You should talk with your healthcare provider prior to taking amoxapine if you have:
- Bipolar disorder or a family history of bipolar disorder (also known as manic depression)
- A history of suicide attempts or suicidal thoughts
- Worsening anxiety or agitation
- Had a recent heart attack
- Heart problems, including heart disease
- Seizures or epilepsy
- Bladder problems or difficulty passing urine
- An enlarged prostate (also known as benign prostatic hyperplasia or BPH)
- Any allergies, including allergies to foods, dyes, or preservatives.
Also, let your healthcare provider know if you:
- Are pregnant or thinking of becoming pregnant (see Amoxapine and Pregnancy)
- Are breastfeeding (see Amoxapine and Breastfeeding)
- Drink alcohol regularly.
Be sure to tell your healthcare provider about all other medicines you may be taking, including prescription and non-prescription medicines, vitamins, and herbal supplements.

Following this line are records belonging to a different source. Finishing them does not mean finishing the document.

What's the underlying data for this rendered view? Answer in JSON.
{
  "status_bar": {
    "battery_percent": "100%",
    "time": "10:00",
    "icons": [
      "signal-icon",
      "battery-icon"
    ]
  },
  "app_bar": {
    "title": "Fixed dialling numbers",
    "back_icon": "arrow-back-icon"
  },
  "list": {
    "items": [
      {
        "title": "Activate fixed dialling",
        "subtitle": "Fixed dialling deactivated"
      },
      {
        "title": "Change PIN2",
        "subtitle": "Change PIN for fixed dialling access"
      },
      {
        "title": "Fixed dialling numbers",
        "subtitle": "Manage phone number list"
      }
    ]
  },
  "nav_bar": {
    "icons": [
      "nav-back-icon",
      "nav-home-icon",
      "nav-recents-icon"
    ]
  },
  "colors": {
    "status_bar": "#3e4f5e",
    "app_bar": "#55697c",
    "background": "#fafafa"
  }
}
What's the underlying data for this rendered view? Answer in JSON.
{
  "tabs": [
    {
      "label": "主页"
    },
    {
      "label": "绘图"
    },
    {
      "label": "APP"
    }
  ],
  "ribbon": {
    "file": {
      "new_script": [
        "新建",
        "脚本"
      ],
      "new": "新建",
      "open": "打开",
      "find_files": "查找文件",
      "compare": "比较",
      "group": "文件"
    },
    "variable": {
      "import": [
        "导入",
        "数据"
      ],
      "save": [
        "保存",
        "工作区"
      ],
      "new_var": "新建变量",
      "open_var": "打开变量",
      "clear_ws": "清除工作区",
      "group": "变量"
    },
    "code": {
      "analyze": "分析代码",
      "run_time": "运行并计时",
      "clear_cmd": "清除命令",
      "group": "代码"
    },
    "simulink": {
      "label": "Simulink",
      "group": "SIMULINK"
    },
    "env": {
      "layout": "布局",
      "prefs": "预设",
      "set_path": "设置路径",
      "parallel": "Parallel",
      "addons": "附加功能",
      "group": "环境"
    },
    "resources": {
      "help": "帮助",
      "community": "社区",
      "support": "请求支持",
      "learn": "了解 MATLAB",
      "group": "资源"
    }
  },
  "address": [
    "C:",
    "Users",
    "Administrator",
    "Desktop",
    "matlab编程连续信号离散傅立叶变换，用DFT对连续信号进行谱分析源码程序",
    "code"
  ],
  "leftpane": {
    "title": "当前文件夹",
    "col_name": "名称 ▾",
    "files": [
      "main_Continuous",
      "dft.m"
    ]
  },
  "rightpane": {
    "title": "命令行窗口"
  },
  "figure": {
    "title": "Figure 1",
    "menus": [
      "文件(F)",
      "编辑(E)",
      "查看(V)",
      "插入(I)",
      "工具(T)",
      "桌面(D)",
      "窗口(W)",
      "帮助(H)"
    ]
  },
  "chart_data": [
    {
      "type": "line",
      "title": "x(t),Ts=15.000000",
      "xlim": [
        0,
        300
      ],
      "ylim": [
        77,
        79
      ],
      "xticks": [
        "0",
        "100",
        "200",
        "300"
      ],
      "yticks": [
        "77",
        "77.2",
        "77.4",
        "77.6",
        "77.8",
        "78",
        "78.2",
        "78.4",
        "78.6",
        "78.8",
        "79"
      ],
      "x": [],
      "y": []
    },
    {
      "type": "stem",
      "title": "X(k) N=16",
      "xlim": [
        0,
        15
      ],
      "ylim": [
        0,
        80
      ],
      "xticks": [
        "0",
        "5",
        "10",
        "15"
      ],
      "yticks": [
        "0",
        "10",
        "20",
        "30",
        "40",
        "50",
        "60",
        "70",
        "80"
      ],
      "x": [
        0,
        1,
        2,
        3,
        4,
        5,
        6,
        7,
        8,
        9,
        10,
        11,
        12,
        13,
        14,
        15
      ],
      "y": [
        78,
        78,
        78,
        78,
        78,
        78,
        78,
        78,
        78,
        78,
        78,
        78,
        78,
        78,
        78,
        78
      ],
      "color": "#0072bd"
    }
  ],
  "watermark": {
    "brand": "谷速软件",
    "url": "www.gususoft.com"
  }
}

(Click Precautions and Warnings With Amoxapine for more information on this topic, including information on who should not take the drug.)
Amoxapine belongs to a class of medications called tricyclic antidepressants, although it is sometimes classified as a "tetracyclic" antidepressant, due to its chemical structure. It is not entirely clear how amoxapine works.
It does affect several chemicals in the brain, including serotonin and norepinephrine. It is thought that maybe amoxapine allows these chemical to stay in the brain longer, which can help with depression symptoms. The medication also blocks dopamine receptors, which is why it is especially useful for psychotic depression.